The window from 21 April to 5 May 2026 marked a clear shift in how markets read AI. Investors no longer reward growth promises alone. They now separate companies turning AI into visible revenue, credible backlog and capital allocation discipline from those for whom AI remains mostly a heavy cost line, even when reported results are objectively excellent.

Microsoft: operational quality, constrained capacity

Microsoft confirmed an AI annualised run rate of USD 37 billion, Azure growth of 40% and 2026 capex of around USD 190 billion, while reminding investors that demand still exceeds supply. The stock fell 2.5% over the window, a reminder that even the best franchises can underperform briefly when capex accelerates faster than the market can digest.

Alphabet: the most convincing quarter

Alphabet reported USD 109.9 billion in revenue, Google Cloud up 63% and a backlog above USD 460 billion. Management showed that external AI demand directly fuels growth and that monetisation becomes extensible, from models to hardware. The stock rose 15.3% over the window. The market now places more value on AI sold to third parties, through cloud, inference, services and enterprise tools, than on AI primarily consumed internally.

Amazon: credible monetisation, accepted price tag

The group reported USD 181.5 billion in net sales, AWS up 28% to USD 37.6 billion. In-house chips, Graviton, Trainium and Nitro, now exceed a USD 20 billion run rate and grow at triple-digit rates. Amazon announced about 2 gigawatts of Trainium capacity for OpenAI and up to 5 gigawatts for Anthropic, more than 2.1 million AI chips shipped over twelve months and more than one million NVIDIA GPUs to deploy from 2026. Bedrock spend grew 170% quarter on quarter. Trailing twelve-month free cash flow fell to USD 1.2 billion as a direct consequence of AI equipment purchases, yet the stock rose 8.9%, signalling that the monetisation path is still seen as credible.

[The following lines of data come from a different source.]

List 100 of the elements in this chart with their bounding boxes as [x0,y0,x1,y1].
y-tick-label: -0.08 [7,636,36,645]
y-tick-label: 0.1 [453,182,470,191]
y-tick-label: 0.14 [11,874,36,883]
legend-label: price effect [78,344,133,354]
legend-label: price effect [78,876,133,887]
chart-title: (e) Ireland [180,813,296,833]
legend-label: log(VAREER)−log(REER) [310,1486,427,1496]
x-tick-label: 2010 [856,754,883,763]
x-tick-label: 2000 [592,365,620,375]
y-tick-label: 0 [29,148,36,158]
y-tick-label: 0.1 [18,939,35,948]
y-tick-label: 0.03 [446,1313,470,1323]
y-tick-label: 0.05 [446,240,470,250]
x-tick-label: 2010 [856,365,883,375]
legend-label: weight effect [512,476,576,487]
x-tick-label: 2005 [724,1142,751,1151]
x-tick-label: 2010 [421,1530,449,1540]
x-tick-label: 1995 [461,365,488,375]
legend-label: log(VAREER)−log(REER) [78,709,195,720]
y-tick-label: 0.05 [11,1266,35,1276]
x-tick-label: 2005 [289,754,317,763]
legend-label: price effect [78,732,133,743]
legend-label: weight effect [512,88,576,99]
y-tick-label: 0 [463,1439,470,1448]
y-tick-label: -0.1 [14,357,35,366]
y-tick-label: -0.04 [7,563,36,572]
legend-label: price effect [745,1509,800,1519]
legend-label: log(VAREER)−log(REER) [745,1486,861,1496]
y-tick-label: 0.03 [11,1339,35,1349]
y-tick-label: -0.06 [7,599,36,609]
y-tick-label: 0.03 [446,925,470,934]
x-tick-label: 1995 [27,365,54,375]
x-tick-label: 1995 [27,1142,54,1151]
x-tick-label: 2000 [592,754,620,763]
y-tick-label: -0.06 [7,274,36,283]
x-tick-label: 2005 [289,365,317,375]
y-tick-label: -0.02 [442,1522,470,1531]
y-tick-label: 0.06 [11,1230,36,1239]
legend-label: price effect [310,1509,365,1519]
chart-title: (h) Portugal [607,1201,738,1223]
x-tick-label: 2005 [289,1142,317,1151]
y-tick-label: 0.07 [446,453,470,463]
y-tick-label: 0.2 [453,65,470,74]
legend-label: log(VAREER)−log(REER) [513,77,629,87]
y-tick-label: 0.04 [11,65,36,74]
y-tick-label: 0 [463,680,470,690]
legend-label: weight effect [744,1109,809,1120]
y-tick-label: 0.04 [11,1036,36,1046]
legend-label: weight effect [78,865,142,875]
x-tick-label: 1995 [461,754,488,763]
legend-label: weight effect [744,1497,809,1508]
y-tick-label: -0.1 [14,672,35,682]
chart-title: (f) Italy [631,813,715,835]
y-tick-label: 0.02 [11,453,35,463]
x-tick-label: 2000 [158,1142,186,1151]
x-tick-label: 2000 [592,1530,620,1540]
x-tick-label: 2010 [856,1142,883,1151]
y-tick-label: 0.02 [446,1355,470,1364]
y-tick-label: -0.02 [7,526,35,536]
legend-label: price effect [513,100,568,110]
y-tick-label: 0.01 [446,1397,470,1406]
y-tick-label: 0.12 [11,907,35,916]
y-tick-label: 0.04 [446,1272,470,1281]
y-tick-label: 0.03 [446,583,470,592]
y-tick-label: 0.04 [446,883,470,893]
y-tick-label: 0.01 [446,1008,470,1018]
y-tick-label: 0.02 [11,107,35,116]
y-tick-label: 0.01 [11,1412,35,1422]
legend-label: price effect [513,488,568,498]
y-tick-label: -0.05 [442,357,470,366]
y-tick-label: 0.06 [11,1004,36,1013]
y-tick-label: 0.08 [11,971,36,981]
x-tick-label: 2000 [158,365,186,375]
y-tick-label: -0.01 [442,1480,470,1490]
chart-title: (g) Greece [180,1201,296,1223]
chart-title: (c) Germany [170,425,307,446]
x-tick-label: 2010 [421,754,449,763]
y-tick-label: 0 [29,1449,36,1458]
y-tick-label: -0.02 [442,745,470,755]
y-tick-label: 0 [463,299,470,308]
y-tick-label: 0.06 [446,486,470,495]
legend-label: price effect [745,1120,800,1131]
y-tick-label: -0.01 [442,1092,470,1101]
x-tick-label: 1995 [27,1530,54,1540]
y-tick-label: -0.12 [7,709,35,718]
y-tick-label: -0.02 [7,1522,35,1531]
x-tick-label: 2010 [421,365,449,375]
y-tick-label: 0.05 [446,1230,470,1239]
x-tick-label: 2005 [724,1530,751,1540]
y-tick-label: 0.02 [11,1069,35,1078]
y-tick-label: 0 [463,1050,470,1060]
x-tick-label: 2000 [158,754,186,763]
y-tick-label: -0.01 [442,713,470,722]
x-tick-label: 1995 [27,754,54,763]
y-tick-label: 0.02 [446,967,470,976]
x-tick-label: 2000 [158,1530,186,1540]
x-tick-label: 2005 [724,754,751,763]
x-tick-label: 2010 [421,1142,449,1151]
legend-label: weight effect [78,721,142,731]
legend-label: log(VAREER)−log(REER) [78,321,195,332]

Meta: strong growth, contested financial reading

Taken in isolation, the numbers are excellent, USD 56.3 billion in revenue, up 33%, and USD 26.8 billion in net income. Yet the market immediately focused on 2026 capex, raised from USD 115-135 billion to USD 125-145 billion on higher component prices. Meta does not yet offer equivalent visibility on direct AI sales to enterprises. The link between capex dollars and incremental revenue dollars remains more indirect. The stock lost 8.7% over the window after dropping more than 6% after-hours on the release.

Three distinctions now visible

First, between AI sold to external customers, cloud, APIs, agents, chips, and AI mainly used to improve an existing business. Second, between capex matched by demand visible in backlog or multi-year commitments, and more speculative capex. Third, between balance sheets able to absorb a prolonged investment cycle and models whose monetisation still depends on a future narrative. This grid explains almost the entire equity hierarchy observed over the fortnight.

For a family office: look for robustness, not the best model

The point is not to pick the best AI model, but to identify where monetisation becomes robust enough to justify the cost of capital. Alphabet and Amazon clearly improved their credibility profile over the period. Microsoft remains a very high-quality file but is sensitive to capex timing. Meta is still investable, provided one accepts higher tolerance for execution risk and a smaller position size.